Rodzice mogą zapłacić za dziecko nawet 500 zł kary
Od niedawna w Polsce znów panuje obowiązek zasłaniania ust oraz nosa w przestrzeni otwartej. Ze względu na drastyczny przyrost zachorowań, co możemy obserwować od kilku tygodni, rząd został zmuszony do podjęcia radykalnych działań w walce z epidemią. Należy pamiętać, że obostrzenie w sprawie maseczek dotyczy nie tylko osoby dorosłe czy młodzież, ale również dzieci od 5. roku życia. Serwis Webniusy zaznacza, że zgodnie z nowymi zasadami, każdy, kto nie zasłoni w przestrzeni publicznej ust oraz nosa, może zostać ukarany mandatem do 500 zł.
Nałożony przez policjantów może zostać nie tylko na dorosłych, którzy nie mają maseczki, ale też rodziców dzieci, u których zauważono jej brak. Psychologowie są natomiast świadomi, że nakłonienie 5-latków do założenia maseczki jest nie lada wyzwaniem. Pociechy obawiają się również, gdy to rodzic ma do połowy zasłoniętą twarz. Eksperci zalecając więc, by szczególnie w czasie poruszania się w miejscu publicznym, rodzice raz na jakiś czas zdjęli maseczkę, by pokazać dziecku twarz, a następnie znów ją założyli.

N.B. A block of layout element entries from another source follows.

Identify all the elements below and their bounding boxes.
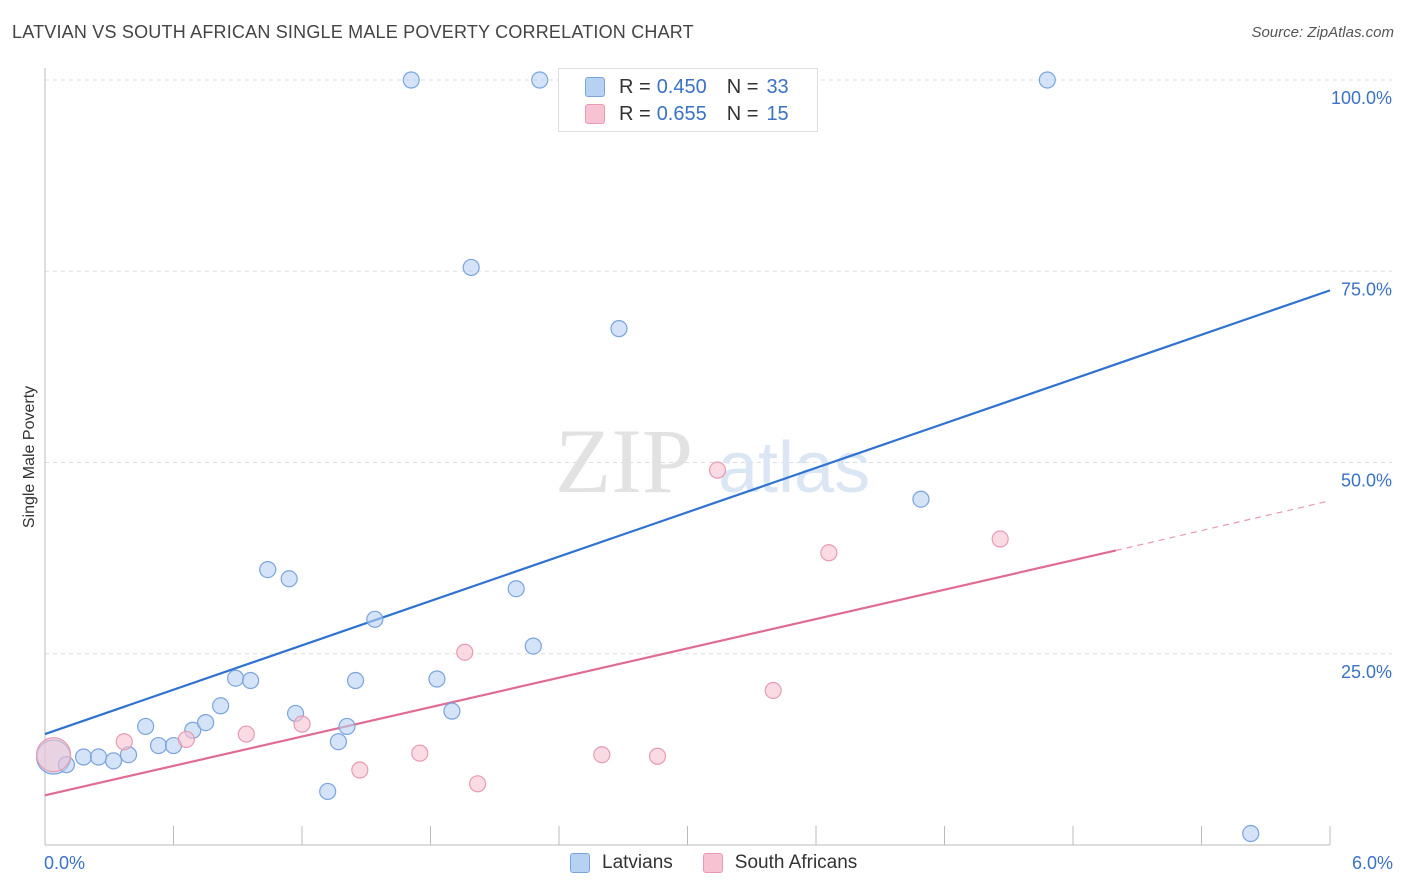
legend-n-label: N = <box>726 75 759 98</box>
latvian-point-15 <box>280 570 298 588</box>
latvian-point-24 <box>443 702 461 720</box>
south-african-trend-line <box>44 549 1117 797</box>
series-swatch-south-africans <box>702 853 723 873</box>
latvian-point-28 <box>531 71 549 89</box>
south-african-point-5 <box>351 761 369 779</box>
latvian-point-26 <box>507 580 525 598</box>
legend-n-value: 33 <box>766 75 789 98</box>
south-african-point-11 <box>708 461 727 479</box>
legend-r-label: R = <box>619 102 651 125</box>
y-axis-label: Single Male Poverty <box>21 386 38 528</box>
gridlines <box>45 79 1392 655</box>
south-african-point-9 <box>593 746 611 764</box>
y-tick-label-50: 50.0% <box>1341 471 1392 491</box>
latvian-point-17 <box>319 782 337 801</box>
legend-row-south-africans: R = 0.655 N = 15 <box>585 102 789 126</box>
series-legend-latvians[interactable]: Latvians <box>570 852 673 874</box>
south-african-point-2 <box>177 730 195 749</box>
x-tick-label-min: 0.0% <box>44 853 85 873</box>
latvian-point-14 <box>259 560 277 579</box>
latvian-point-30 <box>912 490 930 508</box>
latvian-point-21 <box>366 610 384 628</box>
y-tick-label-25: 25.0% <box>1341 662 1392 682</box>
latvian-point-27 <box>524 637 542 655</box>
latvian-point-13 <box>242 671 260 690</box>
latvian-point-32 <box>1242 824 1260 843</box>
south-african-point-13 <box>820 544 838 562</box>
latvian-point-11 <box>212 697 230 715</box>
south-african-point-14 <box>991 530 1009 548</box>
latvian-point-7 <box>149 736 168 755</box>
latvian-point-23 <box>428 670 446 688</box>
south-african-point-0 <box>35 737 72 773</box>
south-african-point-12 <box>764 681 782 700</box>
south-african-point-1 <box>115 733 133 751</box>
chart-title: LATVIAN VS SOUTH AFRICAN SINGLE MALE POV… <box>12 22 694 42</box>
legend-n-label: N = <box>726 102 759 125</box>
legend-r-value: 0.450 <box>656 75 707 98</box>
series-legend-south-africans[interactable]: South Africans <box>702 852 858 874</box>
latvian-point-31 <box>1038 71 1056 89</box>
latvian-trend-line <box>44 289 1331 736</box>
latvian-point-18 <box>329 733 348 751</box>
legend-row-latvians: R = 0.450 N = 33 <box>585 75 789 99</box>
latvian-point-4 <box>104 752 123 770</box>
stats-legend: R = 0.450 N = 33 R = 0.655 N = 15 <box>558 68 818 132</box>
south-african-point-3 <box>237 725 255 743</box>
legend-r-value: 0.655 <box>656 102 707 125</box>
data-points <box>35 71 1260 843</box>
latvian-point-10 <box>197 713 215 732</box>
series-label-south-africans: South Africans <box>734 852 858 873</box>
watermark: ZIP atlas <box>555 410 870 512</box>
series-legend: Latvians South Africans <box>570 852 887 874</box>
legend-n-value: 15 <box>766 102 789 125</box>
latvian-point-12 <box>227 669 245 687</box>
latvian-point-20 <box>346 671 365 690</box>
latvian-point-2 <box>74 748 93 766</box>
legend-swatch-latvians <box>585 77 605 97</box>
axes <box>44 68 1331 846</box>
latvian-point-6 <box>137 717 155 736</box>
watermark-zip: ZIP <box>555 410 693 512</box>
latvian-point-29 <box>610 320 628 338</box>
legend-swatch-south-africans <box>585 104 605 124</box>
y-tick-label-100: 100.0% <box>1331 88 1392 108</box>
trend-lines <box>44 289 1331 797</box>
south-african-point-6 <box>411 744 429 762</box>
south-african-point-8 <box>469 775 487 793</box>
y-tick-label-75: 75.0% <box>1341 279 1392 299</box>
legend-r-label: R = <box>619 75 651 98</box>
latvian-point-25 <box>462 258 480 277</box>
tick-labels: 25.0% 50.0% 75.0% 100.0% 0.0% 6.0% <box>44 88 1393 873</box>
series-swatch-latvians <box>570 853 590 873</box>
south-african-point-7 <box>456 643 474 661</box>
south-african-point-10 <box>648 747 667 765</box>
latvian-point-22 <box>402 71 420 89</box>
watermark-atlas: atlas <box>718 428 870 508</box>
latvian-point-3 <box>89 748 108 766</box>
source-label: Source: ZipAtlas.com <box>1251 24 1394 41</box>
south-african-trend-extension <box>1115 500 1331 552</box>
series-label-latvians: Latvians <box>602 852 673 873</box>
south-african-point-4 <box>293 715 311 733</box>
x-tick-label-max: 6.0% <box>1352 853 1393 873</box>
latvian-point-19 <box>338 717 356 736</box>
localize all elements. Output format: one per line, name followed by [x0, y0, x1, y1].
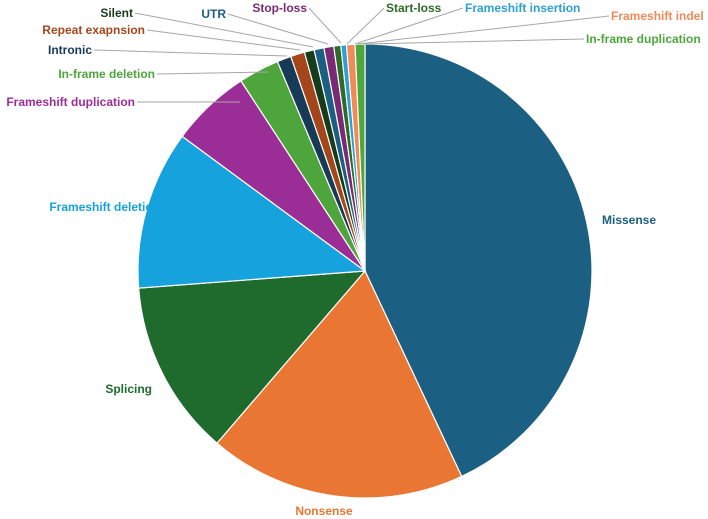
slice-label-stop-loss: Stop-loss [252, 1, 307, 15]
pie-slice-nonsense [216, 269, 463, 499]
slice-label-frameshift-indel: Frameshift indel [611, 9, 704, 23]
leader-line-silent [134, 12, 314, 48]
slice-label-missense: Missense [602, 213, 656, 227]
leader-line-frameshift-indel [357, 15, 610, 45]
slice-labels: Missense Nonsense Splicing Frameshift delet… [6, 1, 703, 518]
slice-label-silent: Silent [100, 6, 133, 20]
slice-label-frameshift-deletion: Frameshift deletion [49, 200, 160, 214]
leader-lines [93, 7, 610, 103]
slice-label-repeat-exapnsion: Repeat exapnsion [42, 23, 145, 37]
slice-label-start-loss: Start-loss [386, 1, 442, 15]
leader-line-utr [227, 13, 329, 45]
leader-line-start-loss [346, 7, 385, 45]
slice-label-nonsense: Nonsense [295, 504, 353, 518]
leader-line-in-frame-duplication [363, 38, 585, 45]
leader-line-frameshift-insertion [354, 7, 464, 45]
pie-slices [137, 43, 593, 499]
leader-line-repeat-exapnsion [146, 29, 301, 51]
slice-label-utr: UTR [201, 7, 226, 21]
pie-slice-missense [364, 43, 593, 478]
leader-line-stop-loss [308, 7, 342, 44]
pie-slice-frameshift-deletion [137, 135, 367, 289]
slice-label-in-frame-duplication: In-frame duplication [586, 32, 701, 46]
slice-label-frameshift-duplication: Frameshift duplication [6, 95, 135, 109]
slice-label-intronic: Intronic [48, 43, 92, 57]
slice-label-in-frame-deletion: In-frame deletion [58, 67, 155, 81]
pie-slice-splicing [137, 270, 367, 444]
leader-line-intronic [93, 49, 288, 57]
slice-label-splicing: Splicing [105, 382, 152, 396]
leader-line-in-frame-deletion [156, 71, 269, 75]
slice-label-frameshift-insertion: Frameshift insertion [465, 1, 580, 15]
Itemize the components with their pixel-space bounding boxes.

– Myślę, że ważne jest, aby wyjaśnić dzieciom, że ludzie noszą maski jako sposób na pomaganie innym – w przeciwnym razie zakładają, że są niebezpieczne. – wyjaśnia Dr Harold Koplewicz.
Serwis Webniusy przypomina również, że zwolnione z obowiązku noszenia maseczki, a tym samym mandatu za jej brak, są:
– dzieci poniżej 5. roku życia,
– osoby posiadające całościowe zaburzenia rozwoju,
– chorzy psychicznie,
– niepełnosprawni intelektualnie w stopniu umiarkowanym,
– znacznym lub głębokim,
– a także osoby, które miałyby problem z samodzielnym zakryciem lub odkryciem ust i nosa.